An additional issue that may be insurmountable is the TSX protected region will write to the I/O page only the last write where the last write differs from the original content. IOW if a location in the I/O page contained A, an the protected region wrote B, C, A to this cache line, then nothing is written.

Jim Dempsey

McCalpinJohn · ‎05-05-2016

CLFLUSH should do a flush of the private caches on the fully resolved address, so aliasing should not be a problem.

If the data is dirty, the CLFLUSH will generate a writeback of the modified line. If the address maps to MMIO, the writeback transaction will probably be considered a protocol error and crash the system. (It would be possible for the hardware to translate the writeback into a 64Byte write transaction, but since this is an explicitly unsupported mode of operation there is no good reason to do that translation.)

If the data was clean (or not present) in the local caches, the CLFLUSH instruction must also broadcast an invalidate transaction on the target address to all caching agents in the system. (In a single socket system the invalidate may only need to be sent to the local L3.) If the address translates to MMIO space, the invalidate operation might be treated as a protocol error and crash the system. (Alternatively, the invalidate operation may work correctly -- clearing all the processor caches, but not sending any message to the PCIe device. This mode would allow the use of WP and WT caching for MMIO regions.)

There is a fundamental disconnect between TSX and MMIO. TSX is used for atomically updating multiple data items, so some agent has to write to the set of addresses. If the core writes to the MMIO addresses using the WB memory type, then you have dirty data in the caches and the coherency protocol will crash the system. If the PCIe device writes to the MMIO addresses, it is unable to generate invalidate transactions to send to the processor caches. Manually flushing the lines can be used to maintain coherence, but the point of TSX is that the hardware is monitoring reads and writes to the set of addresses, which in this case it clearly cannot do (because there are no PCIe transactions of the type needed).

It was almost possible to hack around the cached MMIO coherence part of this problem on AMD Family10h processors by using the IORR registers, but the specific combination of settings I needed was explicitly disallowed by the HW. I never did figure out if this was due to a fundamental protocol inconsistency or simply because it was not an explicitly supported mode of operation.

jimdempseyatthecove · ‎05-07-2016

>>If the data is dirty, the CLFLUSH will generate a writeback of the modified line.

A H mentioned that only the PCIe device. The purpose of the CLFLUSH is to invalidate the cache line such that new data written by the PCIe device gets refreshed. The CLFLUSH is performed intermittently.
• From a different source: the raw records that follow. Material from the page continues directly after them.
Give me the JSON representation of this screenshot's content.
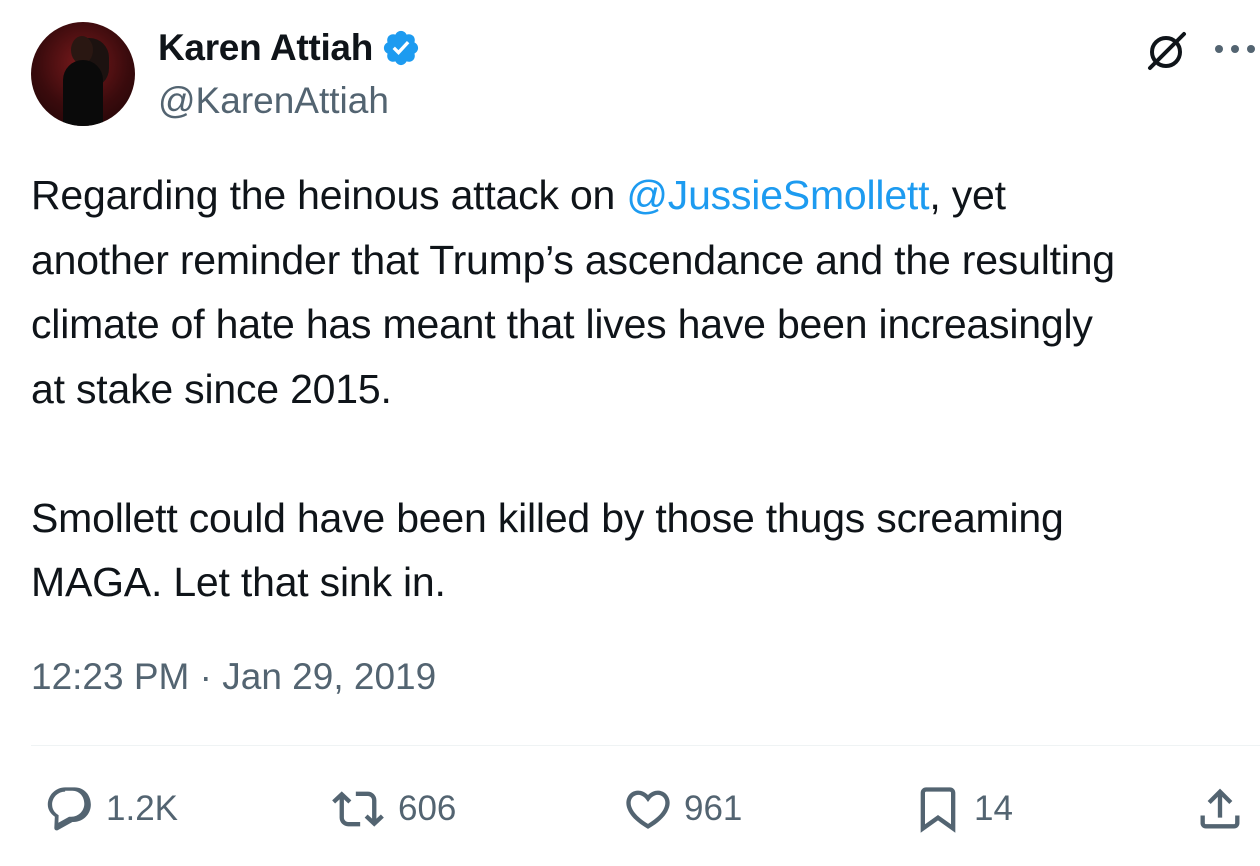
{
  "author": {
    "name": "Karen Attiah",
    "handle": "@KarenAttiah",
    "verified": true,
    "verified_color": "#1d9bf0"
  },
  "tweet": {
    "lines": [
      {
        "pre": "Regarding the heinous attack on ",
        "mention": "@JussieSmollett",
        "post": ", yet"
      },
      {
        "text": "another reminder that  Trump’s ascendance and the resulting"
      },
      {
        "text": "climate of hate has meant that lives have been increasingly"
      },
      {
        "text": "at stake since 2015."
      },
      {
        "text": ""
      },
      {
        "text": "Smollett could have been killed by those thugs screaming"
      },
      {
        "text": "MAGA. Let that sink in."
      }
    ],
    "timestamp": "12:23 PM · Jan 29, 2019"
  },
  "actions": {
    "replies": "1.2K",
    "retweets": "606",
    "likes": "961",
    "bookmarks": "14"
  },
  "icons": {
    "grok": "grok-icon",
    "more": "more-icon",
    "reply": "reply-icon",
    "retweet": "retweet-icon",
    "like": "heart-icon",
    "bookmark": "bookmark-icon",
    "share": "share-icon"
  },
  "colors": {
    "text": "#0f1419",
    "secondary": "#536471",
    "link": "#1d9bf0",
    "divider": "#eff3f4"
  }
}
>> If the PCIe device writes to the MMIO addresses, it is unable to generate invalidate transactions to send to the processor caches. Manually flushing the lines can be used to maintain coherence, but the point of TSX is that the hardware is monitoring reads and writes to the set of addresses, which in this case it clearly cannot do (because there are no PCIe transactions of the type needed).

Right, so AH will need to incorporate a means for the PCIe device to notify the CPU after it updates the window and that there is an immediate dwell time before it does anything else with the data in the window. This is somewhat the same technique of directly updating the old VGA frame buffer during vertical scan interval, though (I guess) there is no equivalent to the frame interrupt. If the device is a user built device (FPGA thingie), it may be able to be programmed in a way such that the CPU sees when an update session is complete, and the FPGA enters a dwell time or compute time of known interval. The program in the CPU would then be required to extract the data. Code would have to be added to detect dropped frame or corrupt frame.

Jim Dempsey